On behalf of the Scientific Advisory Board I would like to extend my thanks to the supporters of Cure Autism Now. Research efforts supported by Cure Autism Now extend across the many sub-disciplines of neuroscience, and are converging on autism in ways that we have never previously experienced.
The labors of scientists will result in reaching an understanding of autism in a far more rapid fashion than we thought possible. This will naturally lead to more creative development of interventions for autism. This year, the Scientific Advisory Board (SAB) oversaw the largest growth of grant applications that Cure Autism Now has ever witnessed. Just three short years ago, the SAB reviewed approximately 40 applications that had a focus on defining the characteristic features of autism in children, and pilot studies on interventions that lacked a neurobiological perspective. In September 2004, 125 applications, actually reduced from more than 150 letters of intent, reflected a mix of clinical (75%) and basic (25%) research efforts that are incorporating the most sophisticated genetic, neuroimaging, neurophysiological, behavioral and cell biological tools. Clearly, the competition is more severe now than ever.
There are two areas that deserve special comment regarding this year's applications. First, there is great excitement because of the impact that the collaborative nature of Cure Autism Now has had on stimulating a large increase in pilot applications using AGRE and other national resources to move a step closer to identify the genes responsible for autism susceptibility.

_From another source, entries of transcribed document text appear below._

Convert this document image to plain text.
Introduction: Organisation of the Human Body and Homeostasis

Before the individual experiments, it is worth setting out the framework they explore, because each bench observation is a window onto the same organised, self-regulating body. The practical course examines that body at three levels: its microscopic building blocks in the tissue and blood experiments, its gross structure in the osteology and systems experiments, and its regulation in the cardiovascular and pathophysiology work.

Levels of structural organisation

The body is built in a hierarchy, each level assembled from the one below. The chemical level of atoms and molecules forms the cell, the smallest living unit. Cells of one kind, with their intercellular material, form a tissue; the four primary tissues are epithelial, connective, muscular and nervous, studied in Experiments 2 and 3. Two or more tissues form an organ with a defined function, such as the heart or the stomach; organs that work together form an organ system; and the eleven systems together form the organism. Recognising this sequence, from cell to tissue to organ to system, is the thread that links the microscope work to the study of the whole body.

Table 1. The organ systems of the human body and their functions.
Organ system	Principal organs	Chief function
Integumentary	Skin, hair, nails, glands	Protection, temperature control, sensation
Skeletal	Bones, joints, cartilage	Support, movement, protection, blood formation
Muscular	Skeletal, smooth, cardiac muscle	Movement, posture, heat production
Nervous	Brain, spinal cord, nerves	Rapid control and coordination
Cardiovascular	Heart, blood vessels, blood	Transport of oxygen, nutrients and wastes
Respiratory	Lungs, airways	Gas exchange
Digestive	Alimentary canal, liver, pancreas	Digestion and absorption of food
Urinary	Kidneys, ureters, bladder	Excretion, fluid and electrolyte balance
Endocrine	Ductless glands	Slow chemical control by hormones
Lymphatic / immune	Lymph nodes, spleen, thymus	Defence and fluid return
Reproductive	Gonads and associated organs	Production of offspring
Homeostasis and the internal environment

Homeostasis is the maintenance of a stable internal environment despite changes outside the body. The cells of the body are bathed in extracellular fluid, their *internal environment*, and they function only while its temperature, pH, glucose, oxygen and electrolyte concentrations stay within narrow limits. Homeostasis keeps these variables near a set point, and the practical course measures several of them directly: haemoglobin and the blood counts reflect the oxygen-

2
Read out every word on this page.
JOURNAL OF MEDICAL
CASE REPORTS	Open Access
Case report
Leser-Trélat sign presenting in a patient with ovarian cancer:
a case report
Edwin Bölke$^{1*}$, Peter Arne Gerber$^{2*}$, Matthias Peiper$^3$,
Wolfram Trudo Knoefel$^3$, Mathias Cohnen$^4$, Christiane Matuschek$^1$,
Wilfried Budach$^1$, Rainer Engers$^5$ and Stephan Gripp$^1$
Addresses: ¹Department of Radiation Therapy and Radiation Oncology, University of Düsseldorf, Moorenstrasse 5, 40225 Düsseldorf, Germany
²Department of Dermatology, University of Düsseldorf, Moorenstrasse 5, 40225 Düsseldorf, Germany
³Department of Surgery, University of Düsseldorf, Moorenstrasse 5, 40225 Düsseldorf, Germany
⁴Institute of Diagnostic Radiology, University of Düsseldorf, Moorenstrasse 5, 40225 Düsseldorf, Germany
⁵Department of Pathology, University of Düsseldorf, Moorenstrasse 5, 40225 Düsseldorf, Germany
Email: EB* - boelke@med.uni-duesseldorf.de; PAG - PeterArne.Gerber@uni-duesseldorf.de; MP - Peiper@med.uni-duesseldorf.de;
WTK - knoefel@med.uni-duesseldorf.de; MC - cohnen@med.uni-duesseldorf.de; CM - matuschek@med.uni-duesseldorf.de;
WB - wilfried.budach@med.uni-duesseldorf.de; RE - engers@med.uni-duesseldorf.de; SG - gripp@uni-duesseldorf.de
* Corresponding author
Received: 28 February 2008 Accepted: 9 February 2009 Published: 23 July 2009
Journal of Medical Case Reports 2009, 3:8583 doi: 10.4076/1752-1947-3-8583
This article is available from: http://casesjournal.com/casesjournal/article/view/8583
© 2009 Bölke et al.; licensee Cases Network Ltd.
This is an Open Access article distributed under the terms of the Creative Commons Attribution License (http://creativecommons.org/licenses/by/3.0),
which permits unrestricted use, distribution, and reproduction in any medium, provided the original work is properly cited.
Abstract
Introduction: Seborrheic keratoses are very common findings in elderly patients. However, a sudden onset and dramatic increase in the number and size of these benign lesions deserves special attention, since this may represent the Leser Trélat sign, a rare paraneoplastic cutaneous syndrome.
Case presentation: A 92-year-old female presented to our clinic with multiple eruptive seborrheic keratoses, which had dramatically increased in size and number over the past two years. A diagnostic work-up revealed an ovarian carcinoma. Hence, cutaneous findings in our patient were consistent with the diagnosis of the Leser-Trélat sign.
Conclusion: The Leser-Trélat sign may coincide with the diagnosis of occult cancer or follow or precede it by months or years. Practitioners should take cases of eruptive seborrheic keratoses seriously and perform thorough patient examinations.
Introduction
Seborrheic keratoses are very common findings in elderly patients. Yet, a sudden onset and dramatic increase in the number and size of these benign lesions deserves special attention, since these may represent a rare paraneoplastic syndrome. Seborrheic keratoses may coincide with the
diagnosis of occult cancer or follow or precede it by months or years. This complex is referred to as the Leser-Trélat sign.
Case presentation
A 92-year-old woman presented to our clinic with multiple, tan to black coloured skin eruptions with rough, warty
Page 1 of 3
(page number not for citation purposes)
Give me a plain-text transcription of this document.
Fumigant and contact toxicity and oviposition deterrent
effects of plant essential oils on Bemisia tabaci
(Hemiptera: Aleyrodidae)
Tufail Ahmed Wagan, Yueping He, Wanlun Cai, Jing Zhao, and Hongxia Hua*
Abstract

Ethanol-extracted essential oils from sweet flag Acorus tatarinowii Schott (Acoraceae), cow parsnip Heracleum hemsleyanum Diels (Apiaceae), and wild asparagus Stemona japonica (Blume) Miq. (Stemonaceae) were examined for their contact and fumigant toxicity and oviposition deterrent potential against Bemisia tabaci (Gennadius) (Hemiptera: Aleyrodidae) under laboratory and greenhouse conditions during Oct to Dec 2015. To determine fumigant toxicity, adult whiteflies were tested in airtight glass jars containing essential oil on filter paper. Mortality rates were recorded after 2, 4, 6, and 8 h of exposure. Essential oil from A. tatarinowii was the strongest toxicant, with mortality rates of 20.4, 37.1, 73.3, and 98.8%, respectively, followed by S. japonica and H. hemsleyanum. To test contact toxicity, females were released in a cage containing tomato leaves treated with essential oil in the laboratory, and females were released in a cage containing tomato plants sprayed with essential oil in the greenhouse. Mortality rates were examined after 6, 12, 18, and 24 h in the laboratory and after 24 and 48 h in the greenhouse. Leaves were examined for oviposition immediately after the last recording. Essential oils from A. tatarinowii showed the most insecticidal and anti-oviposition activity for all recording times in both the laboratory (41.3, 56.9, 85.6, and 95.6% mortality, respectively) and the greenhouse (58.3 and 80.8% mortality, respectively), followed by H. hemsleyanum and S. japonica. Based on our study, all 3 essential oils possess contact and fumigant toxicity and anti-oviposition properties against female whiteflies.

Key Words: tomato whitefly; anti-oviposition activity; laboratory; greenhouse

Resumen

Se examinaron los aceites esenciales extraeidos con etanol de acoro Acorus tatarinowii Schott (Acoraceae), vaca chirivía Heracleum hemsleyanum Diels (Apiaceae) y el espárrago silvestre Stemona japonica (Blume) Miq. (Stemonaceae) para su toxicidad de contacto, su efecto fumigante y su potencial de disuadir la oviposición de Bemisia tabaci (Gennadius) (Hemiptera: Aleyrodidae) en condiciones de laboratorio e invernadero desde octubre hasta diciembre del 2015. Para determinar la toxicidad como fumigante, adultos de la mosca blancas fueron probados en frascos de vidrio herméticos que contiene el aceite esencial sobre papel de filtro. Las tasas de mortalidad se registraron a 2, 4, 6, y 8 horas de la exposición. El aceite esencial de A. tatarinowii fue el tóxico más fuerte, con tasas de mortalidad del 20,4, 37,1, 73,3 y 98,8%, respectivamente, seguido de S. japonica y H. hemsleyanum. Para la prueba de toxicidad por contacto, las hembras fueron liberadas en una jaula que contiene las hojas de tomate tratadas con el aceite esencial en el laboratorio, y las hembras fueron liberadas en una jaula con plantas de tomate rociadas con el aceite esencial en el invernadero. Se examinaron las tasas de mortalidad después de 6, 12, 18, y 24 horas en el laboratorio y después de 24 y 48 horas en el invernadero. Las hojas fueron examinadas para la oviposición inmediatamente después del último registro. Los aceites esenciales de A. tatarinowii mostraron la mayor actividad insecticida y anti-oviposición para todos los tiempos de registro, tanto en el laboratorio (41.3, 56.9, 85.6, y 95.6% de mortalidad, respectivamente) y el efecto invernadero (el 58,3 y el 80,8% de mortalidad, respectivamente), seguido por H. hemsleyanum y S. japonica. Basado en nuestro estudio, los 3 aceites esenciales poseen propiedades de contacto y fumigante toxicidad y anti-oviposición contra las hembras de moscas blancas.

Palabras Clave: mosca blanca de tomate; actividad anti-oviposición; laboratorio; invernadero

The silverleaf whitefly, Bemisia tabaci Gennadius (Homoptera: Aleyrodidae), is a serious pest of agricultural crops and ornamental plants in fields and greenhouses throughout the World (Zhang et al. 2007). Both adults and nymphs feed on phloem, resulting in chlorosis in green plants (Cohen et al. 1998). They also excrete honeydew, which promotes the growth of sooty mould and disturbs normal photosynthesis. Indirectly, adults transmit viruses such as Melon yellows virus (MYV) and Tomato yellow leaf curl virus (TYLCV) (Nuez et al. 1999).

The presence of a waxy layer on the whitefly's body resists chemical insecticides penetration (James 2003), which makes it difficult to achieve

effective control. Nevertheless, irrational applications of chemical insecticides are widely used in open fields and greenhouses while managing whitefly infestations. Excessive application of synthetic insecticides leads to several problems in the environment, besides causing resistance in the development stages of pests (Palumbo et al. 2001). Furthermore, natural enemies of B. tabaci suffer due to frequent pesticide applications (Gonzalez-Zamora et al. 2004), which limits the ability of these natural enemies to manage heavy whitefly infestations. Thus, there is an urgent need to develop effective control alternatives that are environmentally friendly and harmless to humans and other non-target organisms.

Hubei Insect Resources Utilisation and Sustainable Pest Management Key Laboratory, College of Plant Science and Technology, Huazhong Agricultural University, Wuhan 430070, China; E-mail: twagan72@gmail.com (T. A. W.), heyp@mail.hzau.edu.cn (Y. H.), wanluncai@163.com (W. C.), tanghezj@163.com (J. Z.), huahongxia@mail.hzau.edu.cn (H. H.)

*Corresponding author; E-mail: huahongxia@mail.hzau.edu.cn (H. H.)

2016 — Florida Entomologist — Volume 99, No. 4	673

Second, the interface of modern cognitive and cellular neuroscience and intervention and treatment is beginning to motivate scientists who are expert in the basic science of brain function to focus on defining more accurately, from a neuroscience perspective, features of autism in clinical populations that will help translate research findings into interventions in children. For example, there is new excitement about certain brain circuits that use the inhibitory neurotransmitter GABA; these unique brain cells have been implicated in several hypotheses as culprits in disrupted cognitive and social-emotional functions in autism, and will be the focus of several new CAN-funded pilot grants.
The overwhelming response this year to the CAN request for applications highlights the continued attraction of some of the nation's best clinical and basic neuroscientists, psychologists, psychiatrists and neurologists to spend more of their precious research time investigating autism spectrum disorders.
You should all be proud of what you have accomplished.